Q Jenny Parker of Agape Press: I also wanted to direct a question to Mr. Glassman, that being - what other names were considered to host the show?

A Andrew Glassman: That's the easiest question! Absolutely no other names were ever considered to host the show. Amy was our first choice on our first day. I just thought whose public persona fit the values and the character of the show that we are trying to create? I literally thought of Amy's name first. Meeting her in person only solidified that! She is the ideal choice. Her warmth and compassion for other people is so genuine, so real, that it strikes you in the room on a personal level and it carries right through the screen. She was our first and only choice.

A Amy Grant: Thank You! I must tell you, I have done some television work, but I am grateful every day that I either am working in a town, or thinking about (working in a town) and to be working with Andrew and Jason.

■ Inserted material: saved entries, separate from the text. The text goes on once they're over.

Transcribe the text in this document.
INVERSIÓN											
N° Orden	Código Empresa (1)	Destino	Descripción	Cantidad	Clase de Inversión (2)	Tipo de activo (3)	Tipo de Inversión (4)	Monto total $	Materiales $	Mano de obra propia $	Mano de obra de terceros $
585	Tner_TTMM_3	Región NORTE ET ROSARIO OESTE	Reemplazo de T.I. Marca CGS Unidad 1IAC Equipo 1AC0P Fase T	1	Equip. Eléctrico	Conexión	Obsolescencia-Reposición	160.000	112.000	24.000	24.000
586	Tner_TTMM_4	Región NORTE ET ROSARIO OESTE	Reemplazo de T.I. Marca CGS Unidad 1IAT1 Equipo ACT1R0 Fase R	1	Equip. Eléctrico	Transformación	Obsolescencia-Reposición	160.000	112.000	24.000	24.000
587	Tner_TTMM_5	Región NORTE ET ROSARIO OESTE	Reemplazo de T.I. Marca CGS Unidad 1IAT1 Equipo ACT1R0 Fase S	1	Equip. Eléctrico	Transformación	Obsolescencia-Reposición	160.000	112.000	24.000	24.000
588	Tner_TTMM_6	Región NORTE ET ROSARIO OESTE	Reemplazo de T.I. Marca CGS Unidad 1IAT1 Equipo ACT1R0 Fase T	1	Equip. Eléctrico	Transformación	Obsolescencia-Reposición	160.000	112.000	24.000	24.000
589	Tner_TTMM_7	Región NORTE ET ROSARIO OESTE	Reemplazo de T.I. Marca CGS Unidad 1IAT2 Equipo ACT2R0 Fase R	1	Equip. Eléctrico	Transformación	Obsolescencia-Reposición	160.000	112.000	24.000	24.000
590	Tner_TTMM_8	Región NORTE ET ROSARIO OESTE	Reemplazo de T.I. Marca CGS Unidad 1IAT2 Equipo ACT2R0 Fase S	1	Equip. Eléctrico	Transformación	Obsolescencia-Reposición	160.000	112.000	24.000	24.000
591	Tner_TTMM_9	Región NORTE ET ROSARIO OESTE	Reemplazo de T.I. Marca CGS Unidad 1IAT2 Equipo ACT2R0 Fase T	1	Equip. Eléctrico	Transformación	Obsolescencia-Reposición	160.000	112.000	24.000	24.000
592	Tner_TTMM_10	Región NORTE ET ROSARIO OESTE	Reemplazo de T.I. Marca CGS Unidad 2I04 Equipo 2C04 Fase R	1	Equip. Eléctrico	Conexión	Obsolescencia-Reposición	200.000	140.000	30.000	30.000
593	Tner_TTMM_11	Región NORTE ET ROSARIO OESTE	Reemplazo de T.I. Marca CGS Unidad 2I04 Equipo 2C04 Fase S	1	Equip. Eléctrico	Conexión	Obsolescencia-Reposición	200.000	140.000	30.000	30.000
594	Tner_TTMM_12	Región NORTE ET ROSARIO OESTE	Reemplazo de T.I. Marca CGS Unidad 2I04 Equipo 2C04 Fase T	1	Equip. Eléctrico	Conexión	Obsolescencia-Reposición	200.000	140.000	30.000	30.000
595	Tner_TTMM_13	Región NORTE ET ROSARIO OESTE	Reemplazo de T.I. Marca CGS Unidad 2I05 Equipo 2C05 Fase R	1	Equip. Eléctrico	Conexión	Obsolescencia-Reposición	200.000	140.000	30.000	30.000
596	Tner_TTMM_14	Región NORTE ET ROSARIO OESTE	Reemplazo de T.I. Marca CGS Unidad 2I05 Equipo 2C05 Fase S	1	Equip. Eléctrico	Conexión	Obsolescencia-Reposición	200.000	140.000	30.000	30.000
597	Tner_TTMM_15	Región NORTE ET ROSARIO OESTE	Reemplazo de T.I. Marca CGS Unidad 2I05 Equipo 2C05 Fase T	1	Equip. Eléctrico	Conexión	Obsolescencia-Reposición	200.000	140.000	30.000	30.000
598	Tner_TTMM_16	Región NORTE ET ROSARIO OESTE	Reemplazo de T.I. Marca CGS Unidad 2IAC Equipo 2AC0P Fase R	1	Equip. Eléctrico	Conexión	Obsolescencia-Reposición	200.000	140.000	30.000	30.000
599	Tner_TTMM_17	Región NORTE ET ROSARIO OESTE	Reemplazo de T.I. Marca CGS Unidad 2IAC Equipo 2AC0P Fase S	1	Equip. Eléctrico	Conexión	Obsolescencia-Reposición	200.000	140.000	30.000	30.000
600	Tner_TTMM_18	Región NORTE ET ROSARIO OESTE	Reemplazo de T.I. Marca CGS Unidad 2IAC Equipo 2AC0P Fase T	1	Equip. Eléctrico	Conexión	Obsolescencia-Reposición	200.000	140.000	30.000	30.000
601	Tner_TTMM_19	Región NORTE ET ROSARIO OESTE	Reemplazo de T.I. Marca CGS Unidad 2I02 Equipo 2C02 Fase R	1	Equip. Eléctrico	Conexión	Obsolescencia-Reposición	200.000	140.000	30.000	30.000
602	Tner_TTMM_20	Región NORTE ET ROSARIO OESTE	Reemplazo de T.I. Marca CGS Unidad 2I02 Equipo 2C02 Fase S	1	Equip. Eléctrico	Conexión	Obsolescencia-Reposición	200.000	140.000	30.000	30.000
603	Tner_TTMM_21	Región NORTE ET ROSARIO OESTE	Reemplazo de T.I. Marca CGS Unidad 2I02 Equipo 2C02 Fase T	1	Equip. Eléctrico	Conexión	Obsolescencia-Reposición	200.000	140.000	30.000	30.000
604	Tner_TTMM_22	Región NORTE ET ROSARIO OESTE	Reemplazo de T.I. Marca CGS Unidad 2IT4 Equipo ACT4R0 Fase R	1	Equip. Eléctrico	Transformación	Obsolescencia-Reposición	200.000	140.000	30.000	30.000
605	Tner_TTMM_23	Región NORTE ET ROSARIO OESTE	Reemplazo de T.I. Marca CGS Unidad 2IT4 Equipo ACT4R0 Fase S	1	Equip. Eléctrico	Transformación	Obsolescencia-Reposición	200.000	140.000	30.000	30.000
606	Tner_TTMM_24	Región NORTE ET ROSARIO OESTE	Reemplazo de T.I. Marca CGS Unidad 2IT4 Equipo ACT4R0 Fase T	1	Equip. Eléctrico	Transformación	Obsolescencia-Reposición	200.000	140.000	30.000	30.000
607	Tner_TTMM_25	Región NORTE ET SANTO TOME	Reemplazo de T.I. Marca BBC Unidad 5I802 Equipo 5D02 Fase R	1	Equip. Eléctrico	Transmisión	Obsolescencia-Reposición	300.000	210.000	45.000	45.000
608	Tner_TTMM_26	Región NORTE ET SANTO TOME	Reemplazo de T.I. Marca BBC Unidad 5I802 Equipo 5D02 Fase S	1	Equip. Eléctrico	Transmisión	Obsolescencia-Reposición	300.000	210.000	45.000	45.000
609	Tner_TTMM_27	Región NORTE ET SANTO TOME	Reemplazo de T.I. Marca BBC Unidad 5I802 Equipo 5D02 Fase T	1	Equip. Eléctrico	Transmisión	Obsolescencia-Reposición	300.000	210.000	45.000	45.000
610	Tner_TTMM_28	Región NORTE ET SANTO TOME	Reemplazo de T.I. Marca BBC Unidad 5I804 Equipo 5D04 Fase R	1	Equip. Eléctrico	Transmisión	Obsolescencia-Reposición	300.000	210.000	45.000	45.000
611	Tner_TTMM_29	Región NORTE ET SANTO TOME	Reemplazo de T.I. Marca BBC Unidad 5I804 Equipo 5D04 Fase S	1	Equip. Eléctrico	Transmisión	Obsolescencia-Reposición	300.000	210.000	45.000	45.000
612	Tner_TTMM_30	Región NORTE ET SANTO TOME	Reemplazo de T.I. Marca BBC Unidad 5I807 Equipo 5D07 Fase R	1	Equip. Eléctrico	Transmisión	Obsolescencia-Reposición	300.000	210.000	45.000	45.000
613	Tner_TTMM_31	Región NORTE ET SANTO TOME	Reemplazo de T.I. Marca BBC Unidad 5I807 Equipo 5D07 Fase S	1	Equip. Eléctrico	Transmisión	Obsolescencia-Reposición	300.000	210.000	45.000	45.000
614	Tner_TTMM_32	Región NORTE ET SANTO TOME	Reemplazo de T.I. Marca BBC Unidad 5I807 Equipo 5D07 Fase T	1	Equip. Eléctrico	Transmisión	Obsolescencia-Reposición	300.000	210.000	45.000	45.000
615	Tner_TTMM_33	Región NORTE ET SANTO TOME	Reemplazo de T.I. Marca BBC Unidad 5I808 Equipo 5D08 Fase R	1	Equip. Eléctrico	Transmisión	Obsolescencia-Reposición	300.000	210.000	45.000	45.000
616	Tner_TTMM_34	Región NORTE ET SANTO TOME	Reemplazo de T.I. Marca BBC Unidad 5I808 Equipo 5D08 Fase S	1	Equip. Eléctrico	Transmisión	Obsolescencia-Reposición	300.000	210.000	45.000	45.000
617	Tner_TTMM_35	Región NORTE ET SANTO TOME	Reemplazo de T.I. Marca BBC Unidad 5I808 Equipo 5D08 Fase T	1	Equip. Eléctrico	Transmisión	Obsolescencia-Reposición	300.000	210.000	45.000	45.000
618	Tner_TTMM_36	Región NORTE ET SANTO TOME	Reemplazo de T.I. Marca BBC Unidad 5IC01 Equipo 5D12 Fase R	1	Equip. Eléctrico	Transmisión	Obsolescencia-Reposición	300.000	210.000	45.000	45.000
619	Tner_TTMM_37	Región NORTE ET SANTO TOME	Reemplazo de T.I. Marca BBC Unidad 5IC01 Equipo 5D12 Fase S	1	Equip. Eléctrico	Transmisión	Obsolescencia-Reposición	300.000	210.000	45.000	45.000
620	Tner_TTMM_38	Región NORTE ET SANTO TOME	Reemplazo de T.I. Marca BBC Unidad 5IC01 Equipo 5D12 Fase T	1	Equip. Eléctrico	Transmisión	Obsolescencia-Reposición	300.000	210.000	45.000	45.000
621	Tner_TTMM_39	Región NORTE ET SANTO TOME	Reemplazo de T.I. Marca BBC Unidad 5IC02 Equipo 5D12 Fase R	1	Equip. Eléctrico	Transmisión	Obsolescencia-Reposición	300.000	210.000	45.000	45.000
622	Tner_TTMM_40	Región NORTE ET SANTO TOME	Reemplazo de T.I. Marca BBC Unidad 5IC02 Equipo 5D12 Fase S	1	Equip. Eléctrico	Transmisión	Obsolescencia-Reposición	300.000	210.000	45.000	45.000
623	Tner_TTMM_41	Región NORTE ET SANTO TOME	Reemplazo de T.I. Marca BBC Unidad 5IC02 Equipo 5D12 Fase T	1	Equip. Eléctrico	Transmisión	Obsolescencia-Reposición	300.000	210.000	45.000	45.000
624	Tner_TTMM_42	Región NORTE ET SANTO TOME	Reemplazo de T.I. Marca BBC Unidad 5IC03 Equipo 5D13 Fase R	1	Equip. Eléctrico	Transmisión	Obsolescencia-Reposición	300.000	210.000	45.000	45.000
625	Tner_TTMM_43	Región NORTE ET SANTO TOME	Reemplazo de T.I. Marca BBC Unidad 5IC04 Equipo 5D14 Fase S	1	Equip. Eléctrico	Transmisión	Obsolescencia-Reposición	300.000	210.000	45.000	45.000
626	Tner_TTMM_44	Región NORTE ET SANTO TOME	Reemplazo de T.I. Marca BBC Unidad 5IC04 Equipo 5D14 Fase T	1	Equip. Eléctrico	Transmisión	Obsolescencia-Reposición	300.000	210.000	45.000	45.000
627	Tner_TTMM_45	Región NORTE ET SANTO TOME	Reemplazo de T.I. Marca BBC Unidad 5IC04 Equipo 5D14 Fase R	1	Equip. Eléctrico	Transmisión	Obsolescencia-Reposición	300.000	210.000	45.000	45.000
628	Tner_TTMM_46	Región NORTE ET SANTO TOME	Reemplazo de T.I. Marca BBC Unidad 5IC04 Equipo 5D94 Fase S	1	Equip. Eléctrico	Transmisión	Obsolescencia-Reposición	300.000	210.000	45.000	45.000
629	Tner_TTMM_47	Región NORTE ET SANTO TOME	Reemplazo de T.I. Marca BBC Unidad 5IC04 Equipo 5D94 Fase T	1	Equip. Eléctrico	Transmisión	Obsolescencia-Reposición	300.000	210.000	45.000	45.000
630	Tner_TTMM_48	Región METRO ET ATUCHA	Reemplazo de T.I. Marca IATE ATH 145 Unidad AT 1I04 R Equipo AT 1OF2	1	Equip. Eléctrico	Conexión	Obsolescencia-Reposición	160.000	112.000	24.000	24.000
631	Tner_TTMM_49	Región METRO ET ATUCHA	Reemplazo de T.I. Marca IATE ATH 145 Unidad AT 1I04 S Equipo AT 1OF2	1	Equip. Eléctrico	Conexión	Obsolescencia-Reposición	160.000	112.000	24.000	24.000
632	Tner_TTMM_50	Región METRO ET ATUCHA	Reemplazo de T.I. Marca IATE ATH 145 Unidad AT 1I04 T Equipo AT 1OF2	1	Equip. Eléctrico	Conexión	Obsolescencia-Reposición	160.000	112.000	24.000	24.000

They are just great!

I must say Andrew is so respectful to all these people in the towns. Its really a pleasure. Its funny, because some of the people on the crew had worked on other reality shows - and some of the crew were with Survivor and its very typical for somebody to show up on their first day of work and yell, “Oh, thank goodness, a guilt-free job!” (Laughter) Not every reality show can let you feel like that.

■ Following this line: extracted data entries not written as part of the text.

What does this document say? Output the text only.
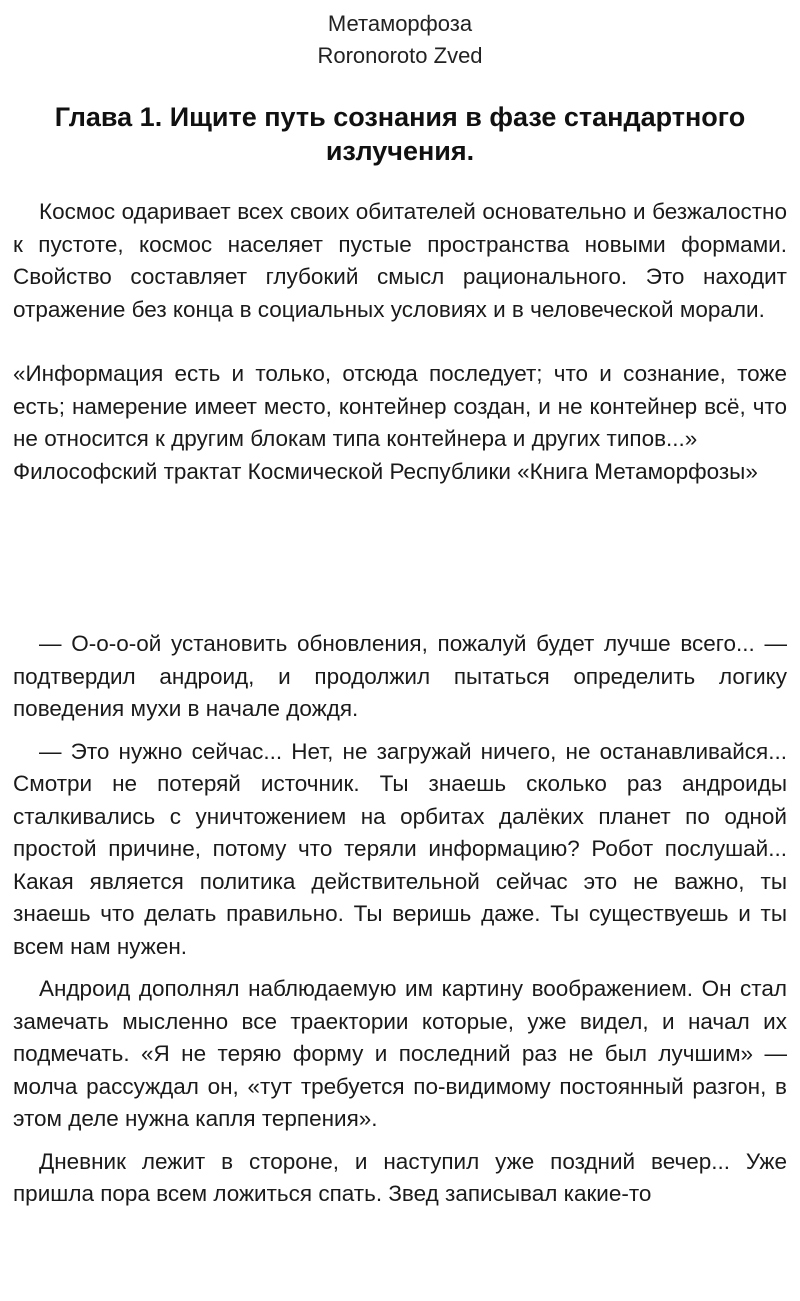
Метаморфоза
Roronoroto Zved
Глава 1. Ищите путь сознания в фазе стандартного излучения.

Космос одаривает всех своих обитателей основательно и безжалостно к пустоте, космос населяет пустые пространства новыми формами. Свойство составляет глубокий смысл рационального. Это находит отражение без конца в социальных условиях и в человеческой морали.

«Информация есть и только, отсюда последует; что и сознание, тоже есть; намерение имеет место, контейнер создан, и не контейнер всё, что не относится к другим блокам типа контейнера и других типов...»

Философский трактат Космической Республики «Книга Метаморфозы»

— О-о-о-ой установить обновления, пожалуй будет лучше всего... — подтвердил андроид, и продолжил пытаться определить логику поведения мухи в начале дождя.

— Это нужно сейчас... Нет, не загружай ничего, не останавливайся... Смотри не потеряй источник. Ты знаешь сколько раз андроиды сталкивались с уничтожением на орбитах далёких планет по одной простой причине, потому что теряли информацию? Робот послушай... Какая является политика действительной сейчас это не важно, ты знаешь что делать правильно. Ты веришь даже. Ты существуешь и ты всем нам нужен.

Андроид дополнял наблюдаемую им картину воображением. Он стал замечать мысленно все траектории которые, уже видел, и начал их подмечать. «Я не теряю форму и последний раз не был лучшим» — молча рассуждал он, «тут требуется по-видимому постоянный разгон, в этом деле нужна капля терпения».

Дневник лежит в стороне, и наступил уже поздний вечер... Уже пришла пора всем ложиться спать. Звед записывал какие-то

Q Mike Parker of GrassRoots: Hi, me again. I’m playing devils advocate, but somebody's got to. I sat in my chair beside my wife and my teenaged daughter watching the show. They were blubbering… and I looked at my wife and she looks at me and I say “OK, how do ya do this without coming off totally manipulative?”

I’m watching the show and everyone is so pitiful with their wishes and wishes granted. It jerks at the heart strings. There's a certain part of the constituency that's gonna look at it and say “Oh, they’re just jerkin my chain. This really doesn't happen in real life. This is all comprised just to get me to feel good.”

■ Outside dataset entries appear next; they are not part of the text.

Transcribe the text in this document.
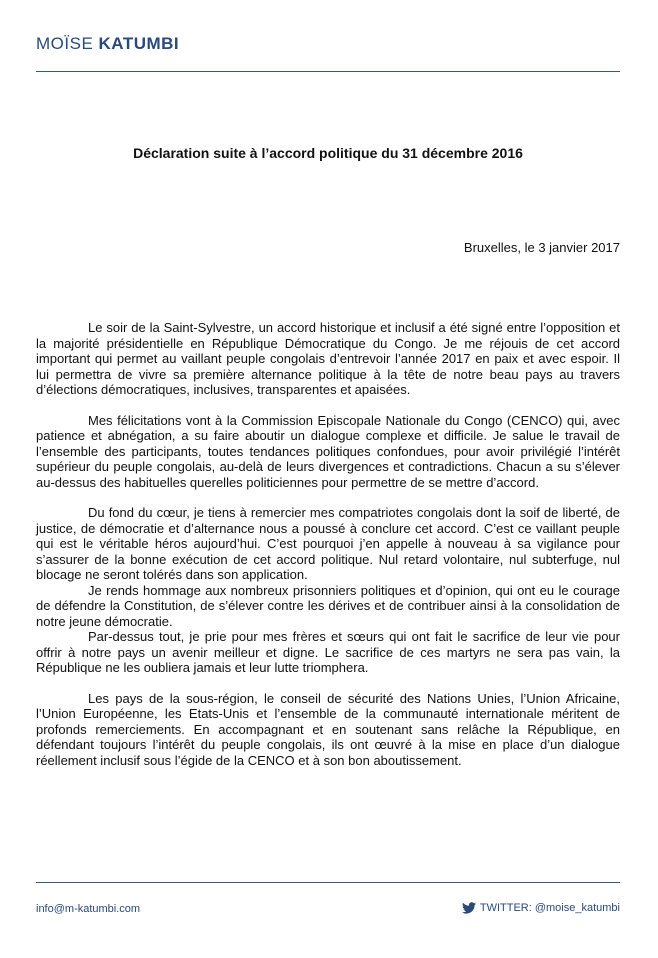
MOÏSE KATUMBI
Déclaration suite à l’accord politique du 31 décembre 2016
Bruxelles, le 3 janvier 2017

Le soir de la Saint-Sylvestre, un accord historique et inclusif a été signé entre l’opposition et la majorité présidentielle en République Démocratique du Congo. Je me réjouis de cet accord important qui permet au vaillant peuple congolais d’entrevoir l’année 2017 en paix et avec espoir. Il lui permettra de vivre sa première alternance politique à la tête de notre beau pays au travers d’élections démocratiques, inclusives, transparentes et apaisées.

Mes félicitations vont à la Commission Episcopale Nationale du Congo (CENCO) qui, avec patience et abnégation, a su faire aboutir un dialogue complexe et difficile. Je salue le travail de l’ensemble des participants, toutes tendances politiques confondues, pour avoir privilégié l’intérêt supérieur du peuple congolais, au-delà de leurs divergences et contradictions. Chacun a su s’élever au-dessus des habituelles querelles politiciennes pour permettre de se mettre d’accord.

Du fond du cœur, je tiens à remercier mes compatriotes congolais dont la soif de liberté, de justice, de démocratie et d’alternance nous a poussé à conclure cet accord. C’est ce vaillant peuple qui est le véritable héros aujourd’hui. C’est pourquoi j’en appelle à nouveau à sa vigilance pour s’assurer de la bonne exécution de cet accord politique. Nul retard volontaire, nul subterfuge, nul blocage ne seront tolérés dans son application.

Je rends hommage aux nombreux prisonniers politiques et d’opinion, qui ont eu le courage de défendre la Constitution, de s’élever contre les dérives et de contribuer ainsi à la consolidation de notre jeune démocratie.

Par-dessus tout, je prie pour mes frères et sœurs qui ont fait le sacrifice de leur vie pour offrir à notre pays un avenir meilleur et digne. Le sacrifice de ces martyrs ne sera pas vain, la République ne les oubliera jamais et leur lutte triomphera.

Les pays de la sous-région, le conseil de sécurité des Nations Unies, l’Union Africaine, l’Union Européenne, les Etats-Unis et l’ensemble de la communauté internationale méritent de profonds remerciements. En accompagnant et en soutenant sans relâche la République, en défendant toujours l’intérêt du peuple congolais, ils ont œuvré à la mise en place d’un dialogue réellement inclusif sous l’égide de la CENCO et à son bon aboutissement.

info@m-katumbi.com	TWITTER: @moise_katumbi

A Andrew Glassman: Ill take that one. I can appreciate that. In an age where even the most trusted newspapers in the world haven't been totally on the level with its readers, I think healthy skepticism is ok, but what you're watching is real. The reactions that you're seeing in peoples faces and the gratitude that they feel and the changes in their lives, the situations that they are in - those are real stories that we are coming upon. The people in our show are not actors. They are regular people and we are looking for the most deserving among them.

Some of the other reality shows you watch on TV… the people in the shows are aspiring actors or they want their fifteen minutes of fame or they want to be written about in People or Us magazines. Our show is much different. These are not generally people who want to be on television. They are people who are caught in an emotional crossroads in their lives and genuinely asking for a little help. I respect that you look at things that you see on TV in that way, but I think the proof is in their faces and their words that the changes we are trying to help them make in their lives are very real.

A Amy Grant: And Mike, I also want to throw in that when we filmed the show in Senora, (and a lot of pilots were filmed for NBC!), they chose six shows to pick up. I remember a few of us discussing that whether or not this show is picked up, every town that we go to the effect that our input provides for these peoples lives remains! Abby Castleberry even as we speak is in the middle of her second surgery. All that happened because of NBC. they’re still footing the bill. Some of the therapies for people, the rehabilitation opportunities, the rent being paid for the first year while somebody gets their legs under them, those things are all very real changes! Does the (sic) music make you cry a little bit? Yes, underneath the beautiful editing, but trust me we were all crying there! There are no fingers crossed on this show. It is what it is - an amazing use of Network dollars to pay, and sponsorship money to do amazing philanthropic things in peoples lives!

This article was written from comments made during a telephone interview with Amy Grant and Andrew Glassman and edited to the best of my ability. I apologize for any incorrect spellings of names or comments.